What’s all the Pomotion?

Since I joined the Catholic Church ten years ago, I haven’t kept up much with the happenings in the Protestant world. But several weeks ago, I noticed that my friends Ron » and Bob » had several identical links on their blogs, to places like theOOZE », Mars Hill », and Solomon’s Porch ». This intrigued me, because not only do they not know each other, they feel very differenly about many things. So I checked out their links, and soon discovered the wave of post-modern or “poMo” Christianity, also known as Emergent, emerging church, post-Protestantism, post-foundationalism, and many other names which are meant to be as open as possble. (I tend to capitalize the M, to keep “pomo” from looking like “porno!”)

This is may be something big. Very big. I’ve visited dozens of poMo sites, and have also been visiting Ron’s church, Symphonic », regularly. I’ve also read Brian McLaren’s » A Generous Orthodoxy, and last week, I finished his two dialogue novels, A New Kind of Christian, and The Story We Find Ourselves In. (The final book of the set, The Last Word… and the Word after That, is to be released on Good Friday.) I’m impressed. I feel that Brian is essentially doing for Protestants what Matthew Fox tried to do for Catholics about 20 years ago.

One difference, however, is that McLaren is writing to a much broader, and generally more conservative audience, and is much more careful with words. (Fox was actually booted from the Dominican order for not being careful enough with his words.) In McLaren’s case, it’s even more critical, because in conservative Protestant circles, words tend to be interpreted as narrowly as possible. Christian can sometimes mean “someone who interprets the Bible like my pastor does.”

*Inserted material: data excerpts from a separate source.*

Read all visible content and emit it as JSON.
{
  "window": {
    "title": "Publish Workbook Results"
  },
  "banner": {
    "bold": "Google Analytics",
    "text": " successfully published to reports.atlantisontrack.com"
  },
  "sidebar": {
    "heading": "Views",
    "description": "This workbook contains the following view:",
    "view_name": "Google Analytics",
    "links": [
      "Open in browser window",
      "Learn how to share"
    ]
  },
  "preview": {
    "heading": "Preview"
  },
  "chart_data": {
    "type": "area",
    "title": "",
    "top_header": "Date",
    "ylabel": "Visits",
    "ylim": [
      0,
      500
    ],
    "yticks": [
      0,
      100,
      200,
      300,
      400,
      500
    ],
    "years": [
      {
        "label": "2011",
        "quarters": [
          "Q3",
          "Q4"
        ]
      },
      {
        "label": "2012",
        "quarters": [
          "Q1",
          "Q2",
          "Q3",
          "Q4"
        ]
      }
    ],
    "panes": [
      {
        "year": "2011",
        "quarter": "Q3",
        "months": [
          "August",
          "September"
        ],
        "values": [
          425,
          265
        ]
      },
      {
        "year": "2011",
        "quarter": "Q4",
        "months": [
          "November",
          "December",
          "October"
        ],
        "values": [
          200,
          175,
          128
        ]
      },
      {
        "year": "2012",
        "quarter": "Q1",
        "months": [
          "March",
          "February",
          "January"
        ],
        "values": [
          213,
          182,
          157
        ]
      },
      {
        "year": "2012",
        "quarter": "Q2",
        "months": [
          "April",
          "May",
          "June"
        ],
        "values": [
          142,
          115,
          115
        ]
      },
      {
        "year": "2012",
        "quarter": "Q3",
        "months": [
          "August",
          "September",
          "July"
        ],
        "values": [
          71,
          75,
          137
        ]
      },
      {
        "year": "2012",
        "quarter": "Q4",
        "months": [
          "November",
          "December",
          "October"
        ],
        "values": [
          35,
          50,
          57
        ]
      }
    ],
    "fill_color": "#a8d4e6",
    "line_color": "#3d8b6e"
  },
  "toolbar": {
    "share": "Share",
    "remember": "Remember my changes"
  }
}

One of the basic ideas of the emerging church is that just as humanity moved from the ancient world to the medieval world in the 6th century, and the Middle Ages yielded to the modern world in 16th century, in the 20th-21st centuries, we are moving into the post-modern age. What that means is uncertain, except that modern institutions (including the modern conception of church), built in the modern age to serve the modern world, are no longer working that well and will soon be irrelevant to post-modern society.

This was just the sort of stuff I was looking for in my church environments about 15 years ago, but it simply wasn’t there then. In short, I’m thrilled about the potential of the emergent movement (though Emergent » says don’t call it a movement). However, I use the word “potential” deliberately. Some self-described poMo churches seem to be simply changing matters of style, creating “groovy” new ways to worship and evangelize, like the Jesus movement did in the 60s and 70s, while keeping a truncated theology that still sees getting people “saved” as the end of the road. Others have a sense that this really calls everything into question–and are open to the possibility that we have grossly misunderstood what Jesus’ Good News is all about–something that I as a mystic, strongly believe to be the case.

I haven’t really heard the emergent conversation address theosis or awakening yet. Because of this, I wonder if poMo Christianity might run the risk of looking for the answer, without finding it. Still, how wonderful it is to see people actually looking!